Hamnet by Maggie O’Farrell

Hamnet by Maggie O’Farrell hops around a bit time wise but not in a confusing way, I really enjoyed it.

The tale begins in 1596 with young Hamnet searching the house, looking for an adult to help him, but the usually bustling household is empty, just when he needs them most. His twin Judith feels so ill that she’s gone to her bed and he’s desperate for their mother’s help as she is a herbalist, and a bit of a white witch as far as some people are concerned.

Then the story flits back fifteen years to the Spring when Shakespeare met his wife at Hewlands, the family farm. They were both leading unhappy lives, William’s father was a violent bully who took most of his rage out on William, and Agnes (known better to us all as Anne Hathaway) was living with her step-mother and a houseful of half siblings. It hadn’t been too awful when her father was alive but life had become miserable since his death. The two were drawn to one another when William’s father ordered him to tutor some of Agnes’s half brothers, to help pay back debts. Agnes and William would become each other’s escape route – or so they thought.

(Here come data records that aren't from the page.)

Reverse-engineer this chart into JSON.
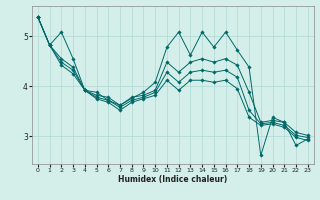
{
  "xlabel": "Humidex (Indice chaleur)",
  "bg_color": "#d4eeea",
  "grid_color": "#b0d8d4",
  "line_color": "#006868",
  "xlim": [
    -0.5,
    23.5
  ],
  "ylim": [
    2.45,
    5.6
  ],
  "yticks": [
    3,
    4,
    5
  ],
  "xticks": [
    0,
    1,
    2,
    3,
    4,
    5,
    6,
    7,
    8,
    9,
    10,
    11,
    12,
    13,
    14,
    15,
    16,
    17,
    18,
    19,
    20,
    21,
    22,
    23
  ],
  "series": [
    [
      5.38,
      4.82,
      5.08,
      4.55,
      3.92,
      3.88,
      3.72,
      3.62,
      3.76,
      3.88,
      4.08,
      4.78,
      5.08,
      4.62,
      5.08,
      4.78,
      5.08,
      4.72,
      4.38,
      2.62,
      3.38,
      3.28,
      2.82,
      2.95
    ],
    [
      5.38,
      4.82,
      4.55,
      4.38,
      3.92,
      3.82,
      3.78,
      3.62,
      3.78,
      3.82,
      3.92,
      4.48,
      4.28,
      4.48,
      4.55,
      4.48,
      4.55,
      4.42,
      3.88,
      3.28,
      3.32,
      3.28,
      3.08,
      3.02
    ],
    [
      5.38,
      4.82,
      4.48,
      4.32,
      3.92,
      3.78,
      3.72,
      3.58,
      3.72,
      3.78,
      3.88,
      4.28,
      4.08,
      4.28,
      4.32,
      4.28,
      4.32,
      4.18,
      3.52,
      3.25,
      3.28,
      3.22,
      3.02,
      2.98
    ],
    [
      5.38,
      4.82,
      4.42,
      4.25,
      3.92,
      3.75,
      3.68,
      3.52,
      3.68,
      3.75,
      3.82,
      4.12,
      3.92,
      4.12,
      4.12,
      4.08,
      4.12,
      3.95,
      3.38,
      3.22,
      3.25,
      3.18,
      2.98,
      2.92
    ]
  ]
}
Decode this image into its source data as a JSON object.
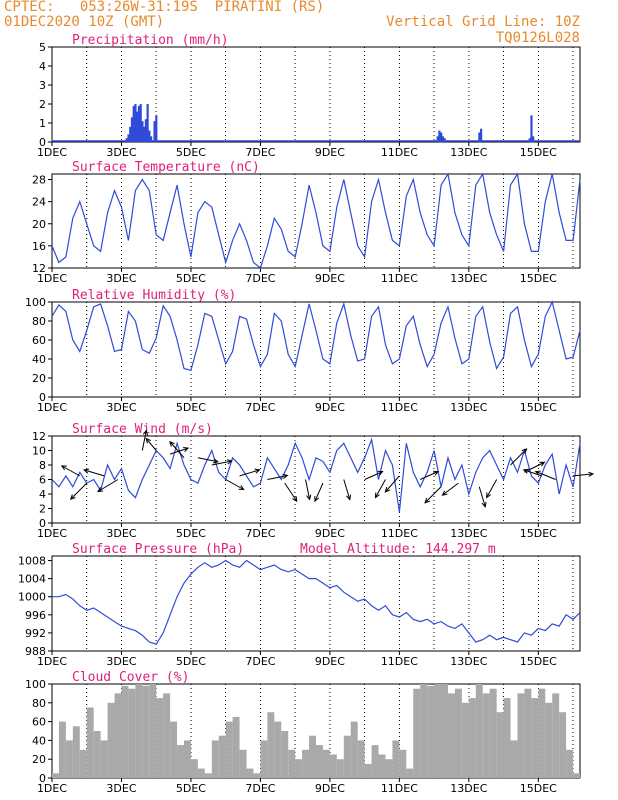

Considering that such a lot of Shakespeare’s life is a complete mystery I think the author made a good job of filling in the gaps in a feasible way, and she neatly tied up the speculation over his will and that second best bed left to his wife. I loved the ending which paints William as a loving father, something that even his wife had doubted.

I noticed that some readers have been upset by the fact that Anne’s name had been changed to Agnes, but it’s a name which is not popular, it was my own mother’s name, she was dutifully named after a grandmother but was always called Nancy by everyone, so it seems very likely to me that Ann was her pet name, perhaps O’Farrell should just have stuck with that rather than reverting to the official name which appears in her father’s will.

4 thoughts on “Hamnet by Maggie O’Farrell

  1. I have been curious about this book, seeing so many reviews but not sure whether I would like a story that invents things about Shakespeare’s life. But I guess that is the only thing an author can do when there is so little information about his life. Since you liked it so well, I do hope to try it sometime.

    • tracybham,
      I know how you feel but for me anyway Shakespeare lived so long ago and so little is known about his life that it’s the only thing a writer can do, so I’m happy for them to embroider the past. However I really am not keen when they hijack a more recent life such as has happened to Josephine Tey who as I recall is now appearing as a detective in a series of books – and the character is just nothing like the actual person, but maybe that’s me taking things too seriously!

  2. I really enjoyed this book, partly because though we know it’s about this hugely famous person, his name is never actually used. Nor is it really about him. I read it more as a study of how we react to grief.

    • Bookertalk,
      I agree and that was why I liked the ending as it’s so easy for people to jump to the wrong conclusion when they mis-read someone else’s actions. I was touched by the ending, and the parental relationship which could have been seen as being remote, but maybe wasn’t.